MATERIAL AND METHODS
Retrospective analysis of epidemiological, hormonal, histopathological, genetic and radiological data from 102 patients with TACP. Histology review (Weiss score, modi]ed Weiss, Weineke), TNM and McFarlane staging, genetic analysis (KI67), overall and disease-free survival were performed.
RESULTS
The analyses have shown that 90% of patients were from the South/Southeast region, the F/M gender ratio was 2.4/1, with no difference between groups (p>0.05). The OS of groups non metastatic (NM) and M was 20.7 and 12 years, respectively (p=0.02); 17% of patients died and 2 relapsed. Age at diagnosis was higher in group M than in NM (7.9±6.9 vs 4.9±5.6 years, p=0.002), as was size (9.6±4.8 vs 4.7 ±2.1cm, p<0.01), weight (340±419 vs 55.3±74cm, p<0.01); WEISS (6.6±1.8 vs 4±2 p<0.01), Modified WEISS (5.1±1.3 vs 3.6±2, p<0.01), KI67 (27% vs 12 %, p<0.05) and mitotic index (0.4±0.3 vs 0.17±0.2, p=0.04).

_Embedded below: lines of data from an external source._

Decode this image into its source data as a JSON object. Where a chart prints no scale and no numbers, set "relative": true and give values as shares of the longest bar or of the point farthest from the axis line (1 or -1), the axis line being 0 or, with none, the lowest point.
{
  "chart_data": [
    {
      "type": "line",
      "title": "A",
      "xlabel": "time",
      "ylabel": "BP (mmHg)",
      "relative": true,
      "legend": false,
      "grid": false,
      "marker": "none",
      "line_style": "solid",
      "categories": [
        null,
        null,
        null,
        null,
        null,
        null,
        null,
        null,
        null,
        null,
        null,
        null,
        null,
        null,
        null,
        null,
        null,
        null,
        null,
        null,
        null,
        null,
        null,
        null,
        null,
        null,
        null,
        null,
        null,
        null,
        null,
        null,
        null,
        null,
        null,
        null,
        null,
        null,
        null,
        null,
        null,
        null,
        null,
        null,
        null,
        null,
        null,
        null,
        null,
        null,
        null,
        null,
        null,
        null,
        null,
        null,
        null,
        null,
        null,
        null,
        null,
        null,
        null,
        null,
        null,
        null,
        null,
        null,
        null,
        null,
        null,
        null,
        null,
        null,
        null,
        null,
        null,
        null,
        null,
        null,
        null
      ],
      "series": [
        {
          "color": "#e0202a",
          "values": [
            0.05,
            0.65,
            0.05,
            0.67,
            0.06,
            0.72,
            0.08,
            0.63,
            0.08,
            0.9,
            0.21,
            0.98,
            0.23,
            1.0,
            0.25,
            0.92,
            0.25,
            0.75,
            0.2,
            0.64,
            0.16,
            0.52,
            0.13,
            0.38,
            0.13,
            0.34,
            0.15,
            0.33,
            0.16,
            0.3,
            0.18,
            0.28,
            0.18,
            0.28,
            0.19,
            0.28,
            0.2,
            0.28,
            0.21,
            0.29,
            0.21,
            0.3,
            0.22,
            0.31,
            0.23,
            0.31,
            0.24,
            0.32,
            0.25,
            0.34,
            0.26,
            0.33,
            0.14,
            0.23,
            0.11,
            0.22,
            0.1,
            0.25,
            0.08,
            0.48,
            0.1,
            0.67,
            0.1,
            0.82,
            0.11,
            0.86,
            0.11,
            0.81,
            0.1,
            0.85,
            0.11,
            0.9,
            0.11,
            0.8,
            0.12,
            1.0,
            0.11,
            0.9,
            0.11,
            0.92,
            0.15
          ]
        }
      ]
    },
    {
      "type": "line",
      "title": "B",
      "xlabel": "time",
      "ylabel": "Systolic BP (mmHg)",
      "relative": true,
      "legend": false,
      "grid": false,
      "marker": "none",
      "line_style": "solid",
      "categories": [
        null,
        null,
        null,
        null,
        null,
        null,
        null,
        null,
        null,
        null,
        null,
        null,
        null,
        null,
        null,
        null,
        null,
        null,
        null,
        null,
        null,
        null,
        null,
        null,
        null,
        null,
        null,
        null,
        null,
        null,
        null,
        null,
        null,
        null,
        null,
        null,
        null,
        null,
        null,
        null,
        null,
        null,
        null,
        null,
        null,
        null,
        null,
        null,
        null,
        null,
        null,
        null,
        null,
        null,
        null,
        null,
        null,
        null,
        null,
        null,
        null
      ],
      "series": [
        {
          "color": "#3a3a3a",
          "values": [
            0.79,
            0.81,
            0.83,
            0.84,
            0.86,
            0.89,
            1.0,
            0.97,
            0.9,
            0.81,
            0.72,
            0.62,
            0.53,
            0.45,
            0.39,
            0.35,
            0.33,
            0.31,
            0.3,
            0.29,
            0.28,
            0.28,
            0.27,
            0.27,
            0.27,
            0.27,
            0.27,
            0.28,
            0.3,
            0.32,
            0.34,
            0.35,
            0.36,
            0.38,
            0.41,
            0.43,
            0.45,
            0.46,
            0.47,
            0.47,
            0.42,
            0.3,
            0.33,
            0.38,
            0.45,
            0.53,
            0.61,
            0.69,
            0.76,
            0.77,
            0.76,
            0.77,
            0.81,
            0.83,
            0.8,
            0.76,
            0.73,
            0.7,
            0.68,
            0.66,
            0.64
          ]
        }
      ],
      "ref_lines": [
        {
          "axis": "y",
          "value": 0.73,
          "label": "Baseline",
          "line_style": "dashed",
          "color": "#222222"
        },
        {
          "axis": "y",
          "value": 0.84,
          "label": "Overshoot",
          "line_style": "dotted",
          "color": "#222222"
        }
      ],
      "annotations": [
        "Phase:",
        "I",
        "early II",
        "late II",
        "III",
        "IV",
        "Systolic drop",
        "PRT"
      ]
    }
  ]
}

McFarlane IV was more associated with group M than NM; 77% of patients had the TP53 variant (no difference between groups, p>0.05) and 15% of these had the pathogenic variant of MSH6 or MLH1. Patients in the NM group and with a family history do not tend to develop metastasis (p<0.01). Tumor hormone secretion did not correlate with biological behavior (p>0.05 between groups): virilization 53.2%, virilization with Cushing's syndrome (CS) 34%, CS 7.4%, feminization 4.3% and 1 non-functioning tumor. The surgical technique did not affect the patient's outcome, as there was no tumor rupture.
CONCLUSIONS
Parameters such as weight, size, age at diagnosis,Weiss, modi]ed Weiss,KI67 and mitotic index may be predictors of malignancy in patients with TACP guiding therapeutic decisions.